What breaks under load

I learned three things when briefstock hit its first traffic spike (about 400 concurrent report generations):

The Python calculation layer saturates first. The financial calculations are CPU-bound. On a single-process setup, concurrent requests queue behind each other at the calculation step. The fix was moving the Python service to a queue-based architecture where calculation workers scale independently from the API layer.

LLM rate limits are real at low thresholds. At 400 concurrent requests, I hit rate limits on the LLM API within minutes. The solution was implementing a retry-with-backoff queue for the narration step, with a user-visible "queued" state rather than a silent failure.

Caching is worth the complexity. Identical requests for the same ticker within a 15-minute window should return the same report. Without caching, each request triggers a full data fetch and LLM call. With caching, 80%+ of requests on popular tickers are served from cache. Cache key is {ticker}:{15-minute-bucket}.

The cache hit rate surprised me

I expected maybe 30% cache hit rate. It's 81% for the top 20 tickers. AAPL, MSFT, NVDA, TSLA — every time one of these trends on financial Twitter, briefstock sees a wave of identical requests.
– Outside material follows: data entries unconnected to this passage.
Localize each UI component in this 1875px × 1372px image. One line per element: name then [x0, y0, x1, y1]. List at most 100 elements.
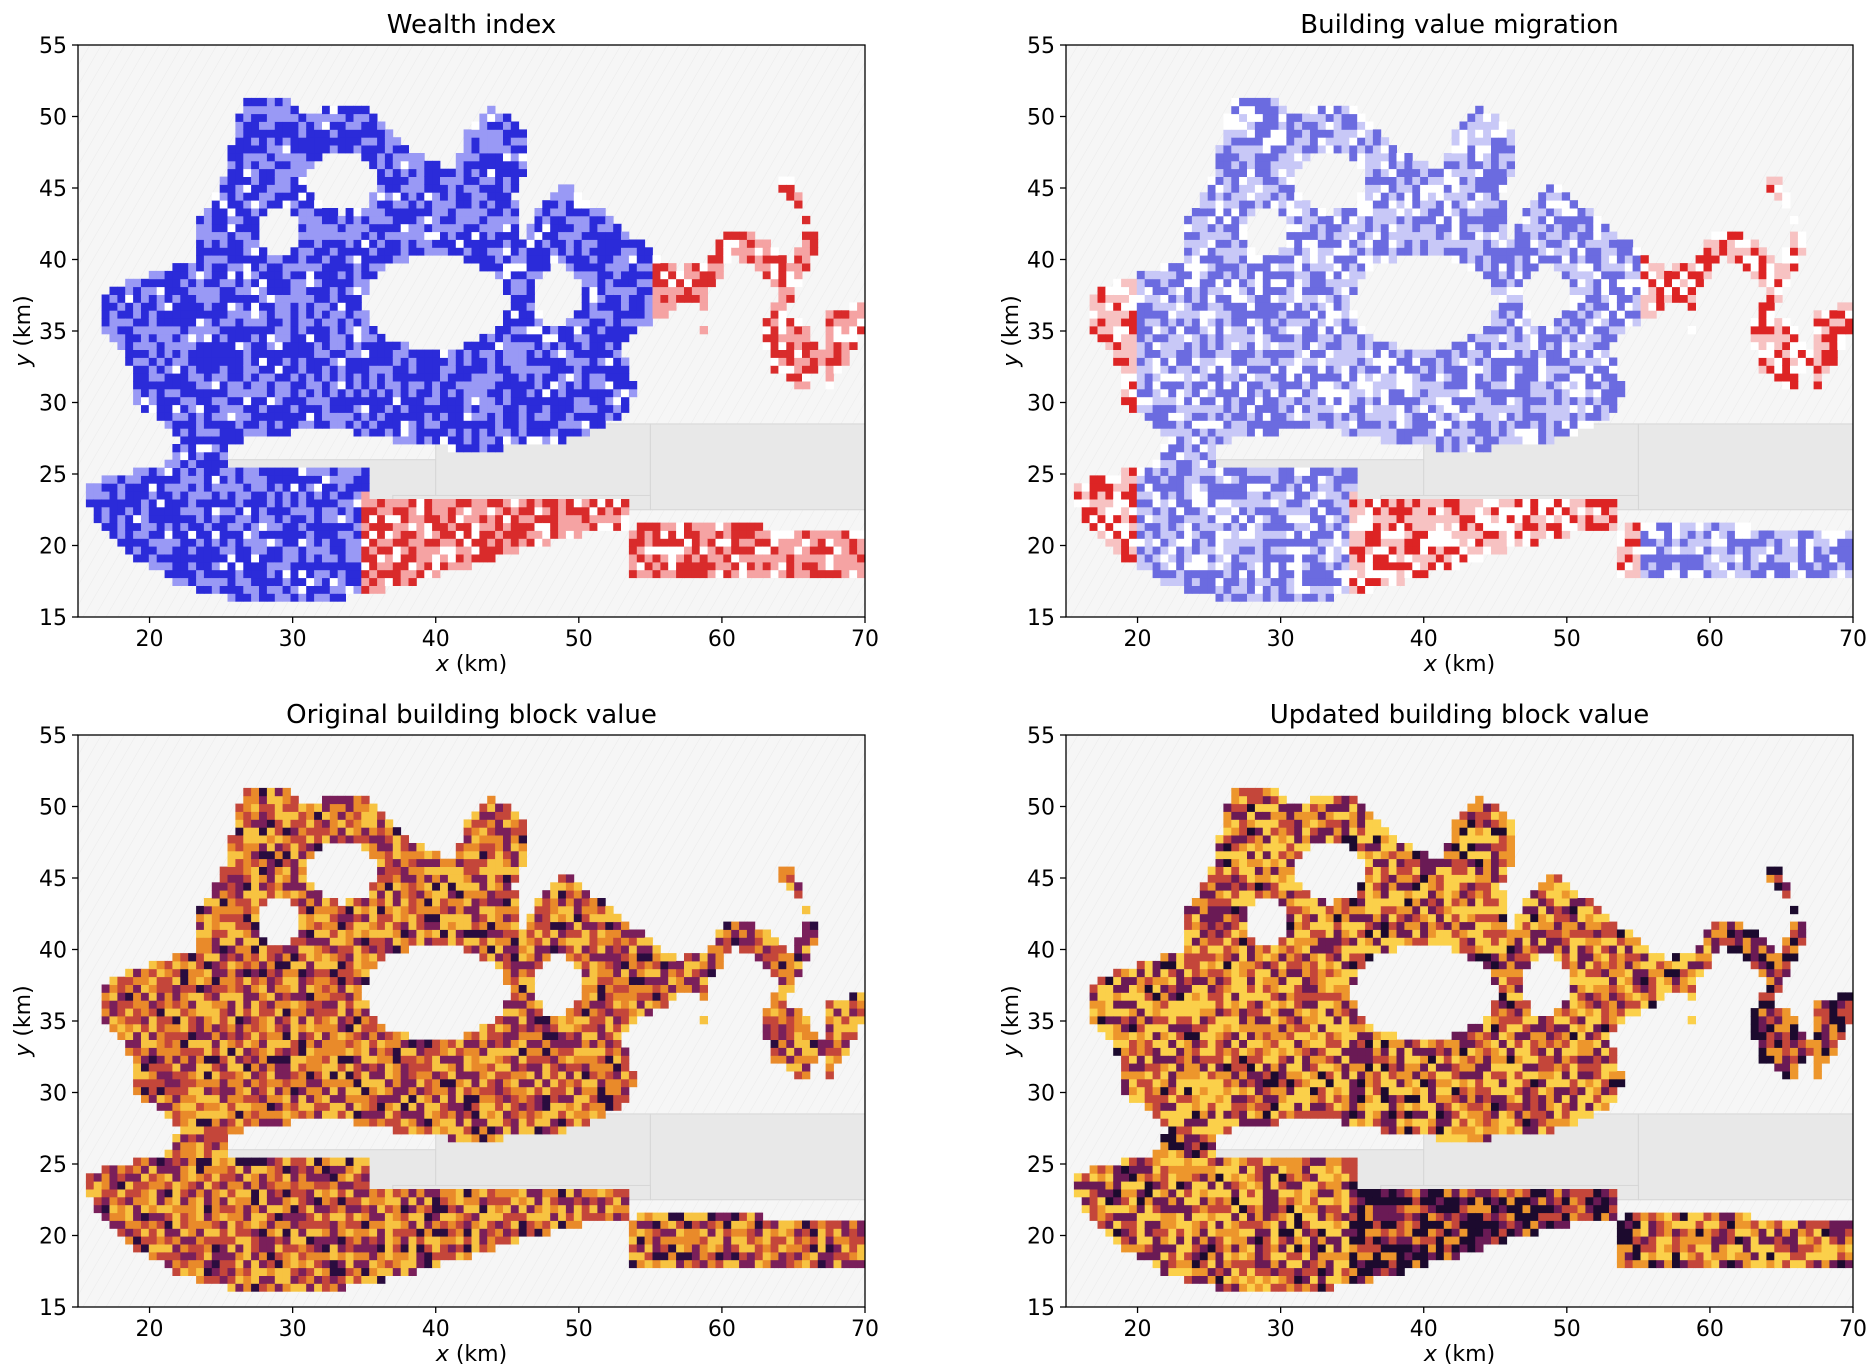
heatmap-cell	[266, 302, 276, 311]
heatmap-cell	[93, 483, 102, 492]
heatmap-cell	[203, 561, 213, 571]
heatmap-cell	[1333, 569, 1342, 579]
heatmap-cell	[306, 208, 315, 217]
heatmap-cell	[274, 506, 284, 516]
heatmap-cell	[1333, 341, 1342, 350]
heatmap-cell	[1254, 585, 1264, 594]
heatmap-cell	[558, 381, 567, 390]
heatmap-cell	[1184, 530, 1193, 539]
heatmap-cell	[282, 412, 291, 421]
heatmap-cell	[345, 396, 354, 406]
heatmap-cell	[495, 223, 504, 233]
heatmap-cell	[770, 333, 779, 343]
heatmap-cell	[455, 561, 465, 571]
heatmap-cell	[117, 483, 126, 492]
heatmap-cell	[1262, 113, 1272, 122]
heatmap-cell	[235, 192, 244, 201]
heatmap-cell	[1396, 168, 1405, 177]
heatmap-cell	[1349, 420, 1358, 429]
heatmap-cell	[416, 200, 425, 209]
heatmap-cell	[1176, 554, 1185, 563]
heatmap-cell	[1372, 341, 1382, 350]
heatmap-cell	[392, 381, 402, 390]
heatmap-cell	[621, 302, 630, 311]
heatmap-cell	[306, 404, 315, 413]
heatmap-cell	[1223, 121, 1232, 130]
heatmap-cell	[392, 137, 402, 146]
heatmap-cell	[487, 404, 496, 413]
heatmap-cell	[117, 514, 126, 524]
heatmap-cell	[345, 263, 354, 272]
heatmap-cell	[203, 585, 213, 594]
heatmap-cell	[219, 475, 228, 484]
heatmap-cell	[447, 499, 457, 508]
heatmap-cell	[463, 506, 472, 516]
heatmap-cell	[1207, 561, 1216, 571]
heatmap-cell	[699, 569, 708, 579]
heatmap-cell	[597, 388, 606, 398]
heatmap-cell	[1247, 475, 1256, 484]
heatmap-cell	[597, 263, 606, 272]
heatmap-cell	[1176, 538, 1185, 547]
heatmap-cell	[1278, 554, 1287, 563]
heatmap-cell	[621, 310, 630, 319]
heatmap-cell	[1341, 105, 1350, 115]
heatmap-cell	[416, 176, 425, 185]
heatmap-cell	[1333, 263, 1342, 272]
heatmap-cell	[487, 499, 496, 508]
heatmap-cell	[1247, 263, 1256, 272]
heatmap-cell	[1365, 168, 1374, 177]
heatmap-cell	[400, 412, 409, 421]
heatmap-cell	[290, 396, 299, 406]
heatmap-cell	[1294, 302, 1303, 311]
heatmap-cell	[377, 357, 386, 366]
heatmap-cell	[1168, 444, 1177, 453]
heatmap-cell	[298, 593, 307, 602]
heatmap-cell	[1144, 349, 1153, 358]
heatmap-cell	[1254, 200, 1264, 209]
heatmap-cell	[306, 247, 315, 256]
heatmap-cell	[306, 412, 315, 421]
heatmap-cell	[1302, 215, 1311, 225]
heatmap-cell	[1310, 381, 1319, 390]
heatmap-cell	[1286, 247, 1295, 256]
heatmap-cell	[1388, 215, 1397, 225]
heatmap-cell	[833, 318, 842, 327]
heatmap-cell	[227, 396, 236, 406]
heatmap-cell	[306, 278, 315, 288]
heatmap-cell	[463, 231, 472, 240]
heatmap-cell	[180, 294, 189, 303]
heatmap-cell	[495, 522, 504, 531]
heatmap-cell	[510, 137, 520, 146]
heatmap-cell	[266, 412, 276, 421]
heatmap-cell	[597, 412, 606, 421]
heatmap-cell	[1286, 200, 1295, 209]
heatmap-cell	[196, 310, 205, 319]
heatmap-cell	[1286, 341, 1295, 350]
heatmap-cell	[1357, 357, 1366, 366]
heatmap-cell	[778, 294, 787, 303]
heatmap-cell	[369, 239, 378, 248]
heatmap-cell	[298, 349, 307, 358]
heatmap-cell	[1294, 223, 1303, 233]
heatmap-cell	[1231, 129, 1240, 138]
heatmap-cell	[369, 215, 378, 225]
heatmap-cell	[440, 168, 449, 177]
heatmap-cell	[384, 200, 394, 209]
heatmap-cell	[1396, 538, 1405, 547]
heatmap-cell	[235, 255, 244, 264]
heatmap-cell	[1302, 239, 1311, 248]
heatmap-cell	[392, 208, 402, 217]
heatmap-cell	[1129, 506, 1138, 516]
heatmap-cell	[471, 184, 480, 193]
heatmap-cell	[573, 522, 583, 531]
heatmap-cell	[259, 121, 268, 130]
heatmap-cell	[259, 145, 268, 154]
heatmap-cell	[141, 514, 150, 524]
heatmap-cell	[1365, 137, 1374, 146]
heatmap-cell	[1404, 561, 1413, 571]
heatmap-cell	[432, 428, 441, 437]
heatmap-cell	[1199, 404, 1209, 413]
heatmap-cell	[211, 475, 221, 484]
heatmap-cell	[408, 546, 417, 555]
The cache turns a capacity problem into a non-event.

Tech stack

| Layer | Technology | |---|---| | Frontend | Next.js 14 App Router | | API | Next.js route handlers + FastAPI (Python) | | Calculations | Python (pandas, numpy) | | LLM | Claude claude-sonnet-4-6 (narration), GPT-4o (fallback) | | Market data | Financial Modeling Prep API | | Fundamentals | SEC EDGAR (direct) | | Cache | Redis (Upstash) | | Deployment | Vercel (Next.js) + Railway (Python service) | | Database | Supabase (user accounts, report history) |

The Python service on Railway is the only non-serverless component. Financial calculations require pandas and numpy — these don't run well in serverless environments due to cold start times and package size limits.

What I'd build differently

I'd design the data schema before writing the prompt. I iterated the prompt and the data schema simultaneously, which caused a lot of churn. The prompt references field names from the data object — every time I renamed a field, I had to update the prompt. Define the schema first, then write the prompt.

I'd add a human review queue for edge cases. Some companies produce unusual financial structures (SPACs, recent IPOs with limited history, companies transitioning between reporting standards) that break the calculation assumptions. Right now these fail silently with degraded reports. A human review queue for flagged edge cases would improve quality on the long tail.

I'd charge more. The per-report cost including API calls, data fetching, and compute is roughly $0.18. We charge $19/month for unlimited reports. That math works at current scale but doesn't leave much headroom for the Python infrastructure as scale increases. Pricing should have been $29/month from the start.